Der Abzug der NATO-Truppen aus Afghanistan ist überfällig. Er offenbart das Fiasko, das der imperialistische Krieg angerichtet hat, meint Christine Buchholz
Der Afghanistankrieg war ein Desaster. Die genauen Opferzahlen sind nicht bekannt. Die Ärzteorganisation IPPNW ging bereits 2016 davon aus, dass 250.000 Menschen direkt oder indirekt durch den Krieg getötet und 12 Millionen Menschen vertrieben wurden.
Mit dem Abzug der Bundeswehr aus Afghanistan geht der teuerste und verlustreichste Auslandseinsatz in der Geschichte der Bundeswehr zu Ende. Er bestand aus der offensiven Kampfoperation »Enduring Freedom« und der zunächst als »Stabilisierungsmission« verkauften ISAF-Mission, die immer stärker und offensichtlicher Aufstandsbekämpfung betrieb. Seit 2015 war die Bundeswehr außerdem im Rahmen der robusten »Resolut Support Mission« zur Ausbildung von Sicherheitskräften in Afghanistan.
Das im Jahr 2001 in Afghanistan einmarschierende westliche Militärbündnis unter Führung der USA erklärte, man wolle mit dem Sturz der Taliban das afghanische Volk »befreien«, insbesondere die Frauen, und den internationalen Terrorismus bekämpfen. Außerdem sollte die Regierung von Präsident Hamid Karsai, die bei der Afghanistankonferenz auf dem Petersberg in Bonn im Dezember 2001 eingesetzt wurde, abgesichert werden.

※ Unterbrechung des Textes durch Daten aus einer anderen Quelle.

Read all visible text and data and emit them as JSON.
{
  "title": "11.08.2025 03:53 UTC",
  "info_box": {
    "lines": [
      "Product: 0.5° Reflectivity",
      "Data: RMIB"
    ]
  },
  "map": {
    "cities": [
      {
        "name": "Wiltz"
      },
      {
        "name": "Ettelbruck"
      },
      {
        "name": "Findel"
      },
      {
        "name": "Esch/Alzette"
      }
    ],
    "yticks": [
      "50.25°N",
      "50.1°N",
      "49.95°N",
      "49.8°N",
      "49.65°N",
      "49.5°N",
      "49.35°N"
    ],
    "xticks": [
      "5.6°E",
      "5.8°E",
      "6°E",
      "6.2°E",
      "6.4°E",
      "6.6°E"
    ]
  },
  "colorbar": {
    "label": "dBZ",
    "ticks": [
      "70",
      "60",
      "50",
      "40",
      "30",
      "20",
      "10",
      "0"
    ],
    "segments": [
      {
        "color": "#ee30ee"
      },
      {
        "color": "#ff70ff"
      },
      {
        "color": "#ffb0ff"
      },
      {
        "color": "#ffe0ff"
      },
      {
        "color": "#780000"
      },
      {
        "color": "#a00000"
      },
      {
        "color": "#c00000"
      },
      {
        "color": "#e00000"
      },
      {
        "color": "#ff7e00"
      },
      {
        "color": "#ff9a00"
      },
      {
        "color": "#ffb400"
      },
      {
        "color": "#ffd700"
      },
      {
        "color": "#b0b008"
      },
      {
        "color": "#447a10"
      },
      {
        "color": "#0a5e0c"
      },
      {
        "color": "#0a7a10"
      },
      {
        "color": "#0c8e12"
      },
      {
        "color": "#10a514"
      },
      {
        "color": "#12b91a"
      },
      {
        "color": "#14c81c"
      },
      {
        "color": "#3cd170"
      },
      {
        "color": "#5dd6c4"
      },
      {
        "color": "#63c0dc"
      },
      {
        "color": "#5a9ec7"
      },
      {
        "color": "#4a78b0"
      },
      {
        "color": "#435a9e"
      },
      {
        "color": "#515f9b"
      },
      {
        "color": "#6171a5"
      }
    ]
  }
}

Keines dieser Ziele ist erreicht, im Gegenteil. Die Taliban sind so stark wie lange nicht mehr, Terror und Gegenterror sind allgegenwärtig. Die soziale und wirtschaftliche Situation im Land ist katastrophal. Die vom westlichen Militärbündnis gestützte ehemalige Regierung Karsai hat ein korruptes System zur Verteilung knapper Ressourcen aufgebaut. Der Drogenhandel blüht.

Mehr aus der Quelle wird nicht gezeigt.